Des voix s'agitent autour de moi. Les passants crient, certains s'approchent, d'autres reculent. La voix paniquée de ma mère résonne à nouveau, mais cette fois à l'extérieur, plus proche, plus réelle. Elle nous appelle, moi et Sleydjy, sans s'arrêter, comme si sa voix pouvait empêcher le pire.
Et au milieu de tout ça, des images floues, lointaines, se forment dans ma tête. Elles deviennent nettes, soudaines, comme si une porte que j'avais gardée fermée trop longtemps s'ouvrait. Des souvenirs que je croyais perdus réapparaissent. Tout ce qui était parti revient, précis, ordonné. Je vois des visages, des gestes, des lieux. Je me rappelle de tout, comme si un verrou venait de céder.
Quand je reprends pleinement mes esprits quelques minutes plus tard, je cligne plusieurs fois des yeux pour stabiliser ma vision. J'aperçois ma mère non loin de moi, agenouillée sur l'asphalte, serrant Sleydjy dans ses bras. Elle le secoue légèrement, l'appelle encore et encore, complètement affolée. Son visage est déformé par la panique.

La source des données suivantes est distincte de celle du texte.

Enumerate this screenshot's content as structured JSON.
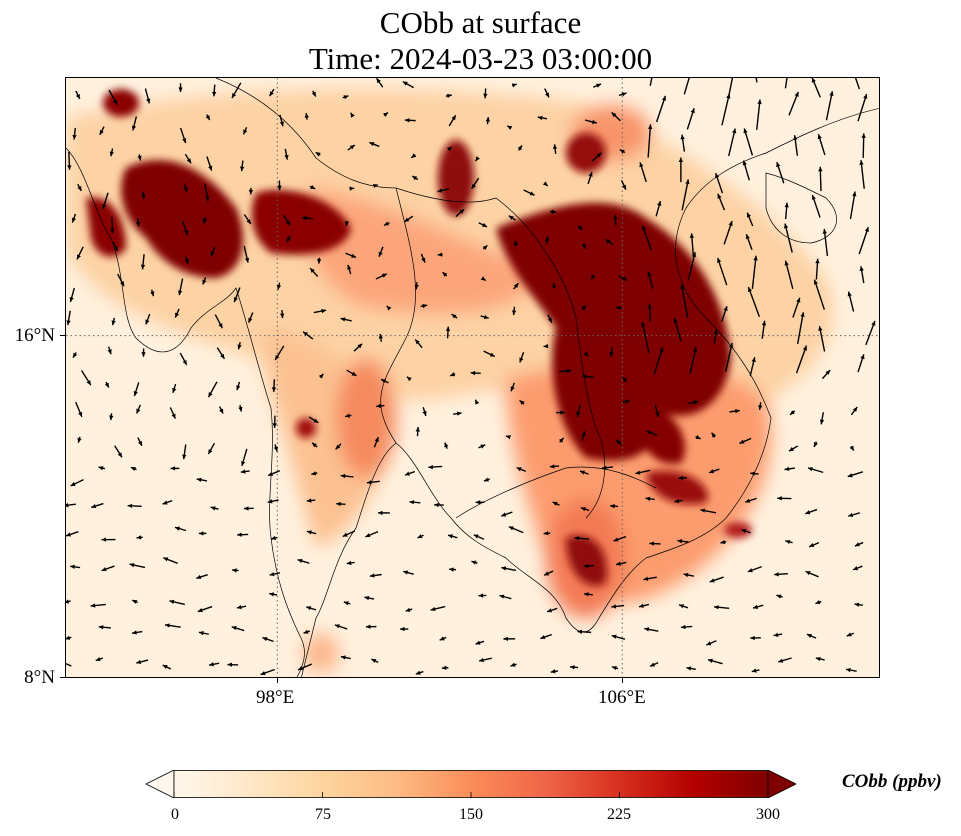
{
  "title_line1": "CObb at surface",
  "title_line2": "Time: 2024-03-23 03:00:00",
  "axes": {
    "lon_ticks": [
      "98°E",
      "106°E"
    ],
    "lat_ticks": [
      "16°N",
      "8°N"
    ],
    "lon_values": [
      98,
      106
    ],
    "lat_values": [
      16,
      8
    ],
    "lon_range": [
      93.1,
      112.0
    ],
    "lat_range": [
      8.0,
      22.0
    ]
  },
  "colorbar": {
    "title": "CObb (ppbv)",
    "tick_labels": [
      "0",
      "75",
      "150",
      "225",
      "300"
    ],
    "range": [
      0,
      300
    ],
    "colormap": "OrRd",
    "colors": [
      "#fff7ec",
      "#fee8c8",
      "#fdd49e",
      "#fdbb84",
      "#fc8d59",
      "#ef6548",
      "#d7301f",
      "#b30000",
      "#7f0000"
    ]
  },
  "map_layers": {
    "field": "CObb surface concentration",
    "vectors": "wind",
    "coastlines": true,
    "gridlines": "dotted"
  }
}
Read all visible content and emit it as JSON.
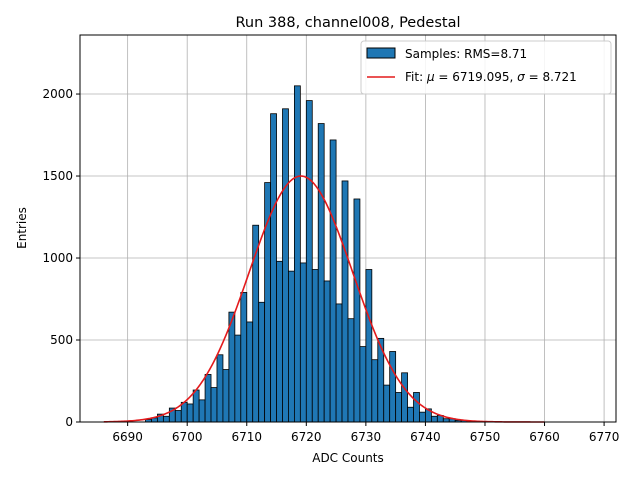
{
  "chart_data": {
    "type": "histogram",
    "title": "Run 388, channel008, Pedestal",
    "xlabel": "ADC Counts",
    "ylabel": "Entries",
    "xlim": [
      6682,
      6772
    ],
    "ylim": [
      0,
      2360
    ],
    "grid": true,
    "legend_position": "top-right",
    "x_ticks": [
      6690,
      6700,
      6710,
      6720,
      6730,
      6740,
      6750,
      6760,
      6770
    ],
    "y_ticks": [
      0,
      500,
      1000,
      1500,
      2000
    ],
    "colors": {
      "bars": "#1f77b4",
      "bar_edge": "#000000",
      "fit": "#e41a1c"
    },
    "series": [
      {
        "name": "Samples: RMS=8.71",
        "kind": "histogram",
        "bin_width": 1,
        "bin_start": [
          6693,
          6694,
          6695,
          6696,
          6697,
          6698,
          6699,
          6700,
          6701,
          6702,
          6703,
          6704,
          6705,
          6706,
          6707,
          6708,
          6709,
          6710,
          6711,
          6712,
          6713,
          6714,
          6715,
          6716,
          6717,
          6718,
          6719,
          6720,
          6721,
          6722,
          6723,
          6724,
          6725,
          6726,
          6727,
          6728,
          6729,
          6730,
          6731,
          6732,
          6733,
          6734,
          6735,
          6736,
          6737,
          6738,
          6739,
          6740,
          6741,
          6742,
          6743,
          6744,
          6745,
          6746
        ],
        "counts": [
          15,
          25,
          48,
          35,
          85,
          70,
          120,
          110,
          195,
          135,
          290,
          210,
          410,
          320,
          670,
          530,
          790,
          610,
          1200,
          730,
          1460,
          1880,
          980,
          1910,
          920,
          2050,
          970,
          1960,
          930,
          1820,
          860,
          1720,
          720,
          1470,
          630,
          1360,
          460,
          930,
          380,
          510,
          225,
          430,
          180,
          300,
          90,
          180,
          60,
          80,
          35,
          40,
          20,
          20,
          10,
          10
        ]
      },
      {
        "name": "Fit: μ = 6719.095, σ = 8.721",
        "kind": "gaussian_fit",
        "mu": 6719.095,
        "sigma": 8.721,
        "amplitude": 1500,
        "x_range": [
          6686,
          6760
        ]
      }
    ],
    "legend_entries": [
      {
        "label_plain": "Samples: RMS=8.71"
      },
      {
        "label_pre": "Fit: ",
        "sym_mu": "μ",
        "label_mid": " = 6719.095, ",
        "sym_sigma": "σ",
        "label_post": " = 8.721"
      }
    ]
  }
}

Elle ramène Sleydjy près de moi, sur le trottoir. Mon cœur bondit dans ma poitrine. Je comprends rapidement ce qui se passe. Le choc. La voiture. Le geste de Sleydjy. Sa petite silhouette tremblante. Et puis je vois le sang.
Il saigne.
Je me relève d'un geste brusque, malgré la douleur lancinante à ma tête. Je porte instinctivement ma main à ma tempe et sens l'humidité chaude de ma propre blessure. Mais je n'y prête aucune attention. Tout ce qui compte, c'est lui.
Je me penche sur Sleydjy, totalement paniquée.
— Sleydjy ! Regarde-moi, mon cœur ! Regarde-moi !
Ma voix tremble, se casse. Ma vision se brouille, mais pas à cause du choc : à cause de la terreur pure.
Ma mère pleure, étouffée par la panique. Les passants parlent tous en même temps, certains demandent de l'aide, d'autres crient qu'une ambulance arrive.
Et finalement, dans un hurlement de sirène strident, un véhicule arrive. Les portes s'ouvrent, les secouristes courent vers nous. Tout devient rapide, urgent, professionnel. Ils évaluent, parlent, prennent Sleydjy, me prennent aussi.
En quelques secondes, on nous installe dans l'ambulance. Ma mère monte avec nous. Les portes se referment. Le monde extérieur disparaît.
Et tout ce que je sais, c'est que nous partons à toute vitesse vers l'hôpital, dans une urgence qui me colle la peur au ventre.